You can never really go wrong with ‘al dente’ fusilli, especially when it is paired with some tasty ingredients, such as leek, zucchini, garlic, basil pesto and Parmesan!
1
Asparagus
1 packet
Baby Spinach Leaves
1 packet
Basil Pesto
(Contains: Milk, Cashew;)
1
Fusilli
(Contains: Gluten, Wheat; May be present: Sesame, Soy.)
1 sachet
Garlic & Herb Seasoning
2
Garlic
1
Leek
1 packet
Light Cooking Cream
(Contains: Milk;)
1 packet
Parmesan Cheese
(Contains: Milk;)
1 sachet
Vegetable Stock Pot
1 packet
Pine Nuts
(Contains: Pine nut; May be present: Sesame, Soy, Almond, Brazil nut, Cashew, Hazelnut, Macadamia, Milk, Peanuts, Pecan, Pistachio, Walnut.)
1 sachet
Thyme
1 drizzle
olive oil

• Boil the kettle. Heat a large saucepan over high heat with a pinch of salt. Add boiled water to saucepan. • Cook fusilli in the boiling water until ‘al dente’, 12 minutes. Reserve some pasta water (1/3 cup for 2 people / 2/3 cup for 4 people). • Drain and return pasta to saucepan.

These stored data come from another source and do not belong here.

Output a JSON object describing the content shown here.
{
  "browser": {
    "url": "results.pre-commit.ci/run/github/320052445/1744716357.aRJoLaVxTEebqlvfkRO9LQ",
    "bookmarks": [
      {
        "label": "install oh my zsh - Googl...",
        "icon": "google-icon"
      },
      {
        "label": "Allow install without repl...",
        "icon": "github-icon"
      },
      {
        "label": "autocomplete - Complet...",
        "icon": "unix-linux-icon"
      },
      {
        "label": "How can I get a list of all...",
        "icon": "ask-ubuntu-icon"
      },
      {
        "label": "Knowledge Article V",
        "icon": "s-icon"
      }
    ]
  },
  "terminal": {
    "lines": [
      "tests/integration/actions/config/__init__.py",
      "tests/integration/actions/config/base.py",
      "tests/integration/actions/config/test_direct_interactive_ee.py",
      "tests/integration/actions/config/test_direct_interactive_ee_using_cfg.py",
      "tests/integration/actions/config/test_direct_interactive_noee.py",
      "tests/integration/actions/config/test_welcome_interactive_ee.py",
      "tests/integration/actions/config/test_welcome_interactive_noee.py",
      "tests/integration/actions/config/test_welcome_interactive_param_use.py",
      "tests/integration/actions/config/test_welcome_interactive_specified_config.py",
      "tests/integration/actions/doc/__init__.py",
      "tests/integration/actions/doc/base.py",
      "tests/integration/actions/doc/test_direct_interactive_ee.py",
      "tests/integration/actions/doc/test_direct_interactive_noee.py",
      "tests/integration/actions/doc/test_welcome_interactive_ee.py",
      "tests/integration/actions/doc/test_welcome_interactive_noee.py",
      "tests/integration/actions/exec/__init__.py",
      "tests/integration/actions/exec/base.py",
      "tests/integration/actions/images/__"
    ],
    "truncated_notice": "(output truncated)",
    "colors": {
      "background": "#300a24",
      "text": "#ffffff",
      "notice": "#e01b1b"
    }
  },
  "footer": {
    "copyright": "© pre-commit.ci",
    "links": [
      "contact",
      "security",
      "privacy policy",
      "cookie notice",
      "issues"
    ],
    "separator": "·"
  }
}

• Meanwhile, trim ends of asparagus and cut into thirds. Finely chop garlic. Thinly slice leek. Pick thyme leaves. • Heat a large frying pan over medium-high heat with a drizzle of olive oil. Cook leek and asparagus, stirring, until softened, 4-5 minutes. Add a dash of water to pan to help asparagus cook. • Add garlic and garlic & herb seasoning and cook until fragrant, 1-2 minutes.

• Reduce heat to medium and add thickened cream, stock concentrate, thyme leaves and the reserved pasta water, simmer until slightly thickened, 1-2 minutes. • Add basil pesto, fusilli and baby spinach leaves. Stir to combine and season to taste. TIP: Add a splash more pasta water if the sauce looks too thick.

• Divide creamy asparagus and leek fusilli between bowls. • Sprinkle over Parmesan and pine nuts to serve. Enjoy! Little cooks: Add the finishing touch by sprinkling over the Parmesan!